A toothache is no reason to celebrate. If you have a toothache and are waiting for your dental appointment, you might want to pray (if you're so inclined) to the Apollonia, the "patroness of all those employed in alleviating dental pain" (Georgetown University). She was a martyr who was seized during a local uprising against Christians in Alexandria. She was beaten and her attackers broke all her teeth, according to The Original Catholic Encyclopedia. "The Roman Church celebrates her memory on Feb. 9, and she is popularly invoked against the toothache because of the torments she had to endure."
Bagels and Lox Day
If you don't have a toothache, chew on this: One piece of food lore theory claims bagels have a hole because it saves on ingredients, making it an economical food for poor people, according to "The Oxford Companion to American Food and Drink." In New York at the turn of the 20th century, that same hole enabled bakers to stack bagels on long sticks, making them easier to deliver to customers. The hole is not the only feature that makes the bagel distinct.
A true bagel is boiled, then baked. Boiling the bagel creates that sheen associated with the round bread, not often seen on other baked goods. The bagel resembles anise-flavored bread from France that was also boiled. Bagels and toppings such as butter and smoked salmon gained popularity in the 1950s in the U.S., in part thanks to the Broadway comedy, "Bagels and Yox" and a recipe in "Family Circle" magazine, according to "The Oxford Companion to American Food and Drink."

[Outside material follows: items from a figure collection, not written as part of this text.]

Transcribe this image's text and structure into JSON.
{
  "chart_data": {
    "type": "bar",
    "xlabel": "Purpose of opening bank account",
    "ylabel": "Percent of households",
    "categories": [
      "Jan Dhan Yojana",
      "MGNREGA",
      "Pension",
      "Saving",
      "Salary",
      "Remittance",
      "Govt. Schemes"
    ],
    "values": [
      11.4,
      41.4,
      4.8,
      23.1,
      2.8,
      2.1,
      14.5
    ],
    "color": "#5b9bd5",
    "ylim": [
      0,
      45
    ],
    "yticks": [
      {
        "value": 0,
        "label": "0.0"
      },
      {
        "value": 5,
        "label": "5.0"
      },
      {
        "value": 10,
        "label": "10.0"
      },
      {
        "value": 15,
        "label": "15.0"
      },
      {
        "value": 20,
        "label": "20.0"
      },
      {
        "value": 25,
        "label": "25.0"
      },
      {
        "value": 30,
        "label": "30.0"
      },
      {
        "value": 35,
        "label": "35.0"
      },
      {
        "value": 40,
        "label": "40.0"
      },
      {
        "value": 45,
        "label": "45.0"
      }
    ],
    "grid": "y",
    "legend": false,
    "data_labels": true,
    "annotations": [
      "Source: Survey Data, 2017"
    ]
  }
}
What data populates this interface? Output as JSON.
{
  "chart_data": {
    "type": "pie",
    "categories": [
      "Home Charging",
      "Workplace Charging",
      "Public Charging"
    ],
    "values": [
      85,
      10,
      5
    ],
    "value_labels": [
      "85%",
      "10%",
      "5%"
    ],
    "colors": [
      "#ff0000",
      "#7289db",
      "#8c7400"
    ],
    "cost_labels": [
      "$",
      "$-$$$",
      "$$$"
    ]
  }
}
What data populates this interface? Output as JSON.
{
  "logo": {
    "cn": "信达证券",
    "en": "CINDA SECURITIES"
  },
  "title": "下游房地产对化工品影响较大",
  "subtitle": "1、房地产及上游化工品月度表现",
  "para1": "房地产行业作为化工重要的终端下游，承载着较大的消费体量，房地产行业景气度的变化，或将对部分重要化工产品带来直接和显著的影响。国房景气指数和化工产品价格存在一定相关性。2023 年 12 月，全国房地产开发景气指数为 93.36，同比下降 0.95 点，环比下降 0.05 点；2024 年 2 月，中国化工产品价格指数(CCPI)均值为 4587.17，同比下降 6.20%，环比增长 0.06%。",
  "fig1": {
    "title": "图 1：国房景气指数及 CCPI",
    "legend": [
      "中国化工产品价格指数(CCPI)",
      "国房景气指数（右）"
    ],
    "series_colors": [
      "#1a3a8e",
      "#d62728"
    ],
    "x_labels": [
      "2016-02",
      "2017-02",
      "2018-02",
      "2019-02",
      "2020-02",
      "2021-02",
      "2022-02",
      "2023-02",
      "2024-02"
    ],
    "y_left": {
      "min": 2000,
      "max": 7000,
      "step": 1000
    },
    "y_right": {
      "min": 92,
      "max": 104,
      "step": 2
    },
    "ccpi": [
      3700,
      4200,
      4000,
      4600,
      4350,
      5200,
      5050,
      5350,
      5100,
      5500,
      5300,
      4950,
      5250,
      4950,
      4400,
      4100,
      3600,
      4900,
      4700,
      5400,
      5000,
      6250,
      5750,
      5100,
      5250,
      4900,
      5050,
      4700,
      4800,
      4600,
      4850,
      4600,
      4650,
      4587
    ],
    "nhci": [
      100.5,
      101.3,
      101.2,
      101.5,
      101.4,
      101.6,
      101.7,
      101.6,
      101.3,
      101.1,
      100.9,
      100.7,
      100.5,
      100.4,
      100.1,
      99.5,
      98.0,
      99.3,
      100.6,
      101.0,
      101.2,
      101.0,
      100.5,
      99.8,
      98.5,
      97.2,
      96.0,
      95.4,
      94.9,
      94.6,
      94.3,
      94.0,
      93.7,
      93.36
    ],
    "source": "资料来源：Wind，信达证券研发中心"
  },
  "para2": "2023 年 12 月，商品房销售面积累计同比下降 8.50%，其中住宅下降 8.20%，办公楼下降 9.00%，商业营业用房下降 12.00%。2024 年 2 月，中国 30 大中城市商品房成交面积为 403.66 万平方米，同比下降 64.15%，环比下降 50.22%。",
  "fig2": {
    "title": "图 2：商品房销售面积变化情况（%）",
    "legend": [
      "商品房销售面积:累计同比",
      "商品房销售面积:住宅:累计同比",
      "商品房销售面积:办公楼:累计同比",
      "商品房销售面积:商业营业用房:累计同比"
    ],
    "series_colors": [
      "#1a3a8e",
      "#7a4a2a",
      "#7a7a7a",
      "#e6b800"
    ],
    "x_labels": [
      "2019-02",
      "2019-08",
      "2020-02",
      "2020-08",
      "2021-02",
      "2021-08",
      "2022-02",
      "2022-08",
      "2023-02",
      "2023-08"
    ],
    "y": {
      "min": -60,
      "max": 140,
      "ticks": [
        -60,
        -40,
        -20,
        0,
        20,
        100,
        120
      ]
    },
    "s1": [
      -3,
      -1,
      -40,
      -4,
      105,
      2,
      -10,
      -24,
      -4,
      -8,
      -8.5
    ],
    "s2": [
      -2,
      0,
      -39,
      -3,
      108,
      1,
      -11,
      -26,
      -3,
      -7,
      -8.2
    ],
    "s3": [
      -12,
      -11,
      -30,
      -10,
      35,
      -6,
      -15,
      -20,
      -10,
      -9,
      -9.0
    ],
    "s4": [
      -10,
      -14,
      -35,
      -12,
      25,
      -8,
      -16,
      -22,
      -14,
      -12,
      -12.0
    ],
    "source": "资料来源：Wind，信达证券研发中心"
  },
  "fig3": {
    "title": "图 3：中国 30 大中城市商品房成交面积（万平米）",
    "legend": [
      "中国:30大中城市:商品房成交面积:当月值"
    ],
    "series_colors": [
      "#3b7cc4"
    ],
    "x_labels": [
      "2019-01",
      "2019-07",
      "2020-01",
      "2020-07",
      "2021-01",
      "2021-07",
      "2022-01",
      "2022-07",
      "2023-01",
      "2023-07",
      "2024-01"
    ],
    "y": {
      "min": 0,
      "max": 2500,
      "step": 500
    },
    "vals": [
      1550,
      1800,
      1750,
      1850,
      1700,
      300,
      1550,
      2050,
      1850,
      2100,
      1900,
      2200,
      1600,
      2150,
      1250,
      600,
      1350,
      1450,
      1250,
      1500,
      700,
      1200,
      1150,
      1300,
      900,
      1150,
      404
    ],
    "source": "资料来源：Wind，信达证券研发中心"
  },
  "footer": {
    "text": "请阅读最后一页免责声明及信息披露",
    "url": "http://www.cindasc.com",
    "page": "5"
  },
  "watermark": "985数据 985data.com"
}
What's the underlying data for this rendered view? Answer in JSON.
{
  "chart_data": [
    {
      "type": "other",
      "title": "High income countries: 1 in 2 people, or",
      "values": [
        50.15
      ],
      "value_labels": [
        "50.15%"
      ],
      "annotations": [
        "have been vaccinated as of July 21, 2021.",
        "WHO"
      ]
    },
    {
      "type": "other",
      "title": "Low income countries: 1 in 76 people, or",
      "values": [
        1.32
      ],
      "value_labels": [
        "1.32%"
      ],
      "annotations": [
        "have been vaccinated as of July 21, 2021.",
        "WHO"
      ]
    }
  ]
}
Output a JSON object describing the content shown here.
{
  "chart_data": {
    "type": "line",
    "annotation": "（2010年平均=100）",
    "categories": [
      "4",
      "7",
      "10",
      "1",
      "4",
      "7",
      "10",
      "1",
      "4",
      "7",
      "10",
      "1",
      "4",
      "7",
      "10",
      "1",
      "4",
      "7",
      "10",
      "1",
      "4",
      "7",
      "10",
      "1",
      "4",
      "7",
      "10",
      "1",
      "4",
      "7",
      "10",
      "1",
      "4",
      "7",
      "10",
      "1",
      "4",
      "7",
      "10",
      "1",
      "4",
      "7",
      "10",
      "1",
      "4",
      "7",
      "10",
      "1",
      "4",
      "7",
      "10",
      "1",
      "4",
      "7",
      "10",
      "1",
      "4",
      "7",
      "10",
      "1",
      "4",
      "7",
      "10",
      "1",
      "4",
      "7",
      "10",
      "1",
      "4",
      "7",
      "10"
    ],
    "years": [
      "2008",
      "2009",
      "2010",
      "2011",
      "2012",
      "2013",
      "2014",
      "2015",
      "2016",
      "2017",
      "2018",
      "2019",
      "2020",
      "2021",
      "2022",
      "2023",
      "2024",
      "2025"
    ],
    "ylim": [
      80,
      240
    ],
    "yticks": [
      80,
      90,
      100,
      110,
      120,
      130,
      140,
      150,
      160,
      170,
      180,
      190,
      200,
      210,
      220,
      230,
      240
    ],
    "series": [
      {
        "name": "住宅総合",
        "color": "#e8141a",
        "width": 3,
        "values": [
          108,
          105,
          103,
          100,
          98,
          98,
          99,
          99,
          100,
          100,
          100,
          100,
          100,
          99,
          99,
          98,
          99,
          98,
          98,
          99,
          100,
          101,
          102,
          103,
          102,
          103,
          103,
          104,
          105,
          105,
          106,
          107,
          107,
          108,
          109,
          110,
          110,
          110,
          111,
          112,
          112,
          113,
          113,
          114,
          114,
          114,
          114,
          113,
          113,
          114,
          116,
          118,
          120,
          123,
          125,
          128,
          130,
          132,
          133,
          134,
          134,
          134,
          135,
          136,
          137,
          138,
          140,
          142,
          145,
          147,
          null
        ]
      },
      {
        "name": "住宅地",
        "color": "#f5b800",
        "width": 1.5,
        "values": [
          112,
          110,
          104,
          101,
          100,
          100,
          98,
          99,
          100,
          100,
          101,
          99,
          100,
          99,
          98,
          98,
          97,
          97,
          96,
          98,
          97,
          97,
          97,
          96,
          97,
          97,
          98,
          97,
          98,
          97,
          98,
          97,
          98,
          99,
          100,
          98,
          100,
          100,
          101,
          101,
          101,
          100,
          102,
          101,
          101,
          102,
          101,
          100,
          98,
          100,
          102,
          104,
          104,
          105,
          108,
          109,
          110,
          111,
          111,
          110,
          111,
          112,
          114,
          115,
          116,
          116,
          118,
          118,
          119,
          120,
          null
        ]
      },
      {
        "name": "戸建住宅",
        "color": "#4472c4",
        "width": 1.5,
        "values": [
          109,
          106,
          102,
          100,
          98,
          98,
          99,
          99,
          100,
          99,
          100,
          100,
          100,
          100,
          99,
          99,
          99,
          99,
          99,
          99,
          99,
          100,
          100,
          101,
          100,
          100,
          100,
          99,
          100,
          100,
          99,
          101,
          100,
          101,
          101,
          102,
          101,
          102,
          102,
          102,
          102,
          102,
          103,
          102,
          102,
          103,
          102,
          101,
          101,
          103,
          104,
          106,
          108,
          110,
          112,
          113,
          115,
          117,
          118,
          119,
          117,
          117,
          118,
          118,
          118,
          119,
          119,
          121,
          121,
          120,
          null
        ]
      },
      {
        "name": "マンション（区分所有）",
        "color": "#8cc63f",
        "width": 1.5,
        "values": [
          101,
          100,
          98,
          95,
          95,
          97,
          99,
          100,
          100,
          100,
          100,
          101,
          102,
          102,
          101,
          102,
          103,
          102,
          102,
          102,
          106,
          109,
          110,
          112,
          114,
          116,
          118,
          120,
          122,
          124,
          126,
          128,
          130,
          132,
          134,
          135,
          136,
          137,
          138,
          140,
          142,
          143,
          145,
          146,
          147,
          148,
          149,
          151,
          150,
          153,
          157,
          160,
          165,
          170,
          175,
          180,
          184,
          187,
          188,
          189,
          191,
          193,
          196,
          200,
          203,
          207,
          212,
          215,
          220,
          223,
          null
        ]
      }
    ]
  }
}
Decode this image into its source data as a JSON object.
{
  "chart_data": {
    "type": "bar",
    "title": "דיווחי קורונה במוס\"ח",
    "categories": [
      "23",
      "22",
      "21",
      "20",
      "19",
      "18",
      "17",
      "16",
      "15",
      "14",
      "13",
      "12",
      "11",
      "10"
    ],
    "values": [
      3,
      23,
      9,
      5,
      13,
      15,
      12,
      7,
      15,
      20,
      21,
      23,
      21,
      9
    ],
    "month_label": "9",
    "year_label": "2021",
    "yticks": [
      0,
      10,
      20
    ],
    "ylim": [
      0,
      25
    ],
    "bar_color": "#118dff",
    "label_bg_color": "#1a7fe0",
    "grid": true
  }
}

Enjoy bagels with or without lox to celebrate the holiday:
* Bread machine bagel recipe
* Vegan bagels
* Bagel, lox and egg strata
War Time: 70th Anniversary
People might complain about springing forward and falling back to accommodate daylight saving. It's better than changing the clocks to war time, though. On Feb. 9, 1942, President Franklin Roosevelt signed a "daylight saving" bill as a way to save electricity. It was World War II and the "War Time bill instituted year-round daylight saving time," according to IDEA.
Read in the Bathtub Day
Read in the Bathtub Day will soon join the dusty vault of outdated holidays. Novel readers enjoy their e-readers too much to bring them into the tub. You could celebrate by reading a magazine in the tub. Magazines are cheap and disposable when wet.
Tips for reading in the tub:
* Be careful getting in and out, as the highest rate (65.8 per 100,000) for nonfatal injuries in the bathroom involved the bathtub according to that occurred in or around the tub or shower according to the Centers for Disease Control and Prevention.
* Don't read by candlelight in the tub; you could set your magazine ablaze.
* Set up an audio recording on speakers away from the tub instead.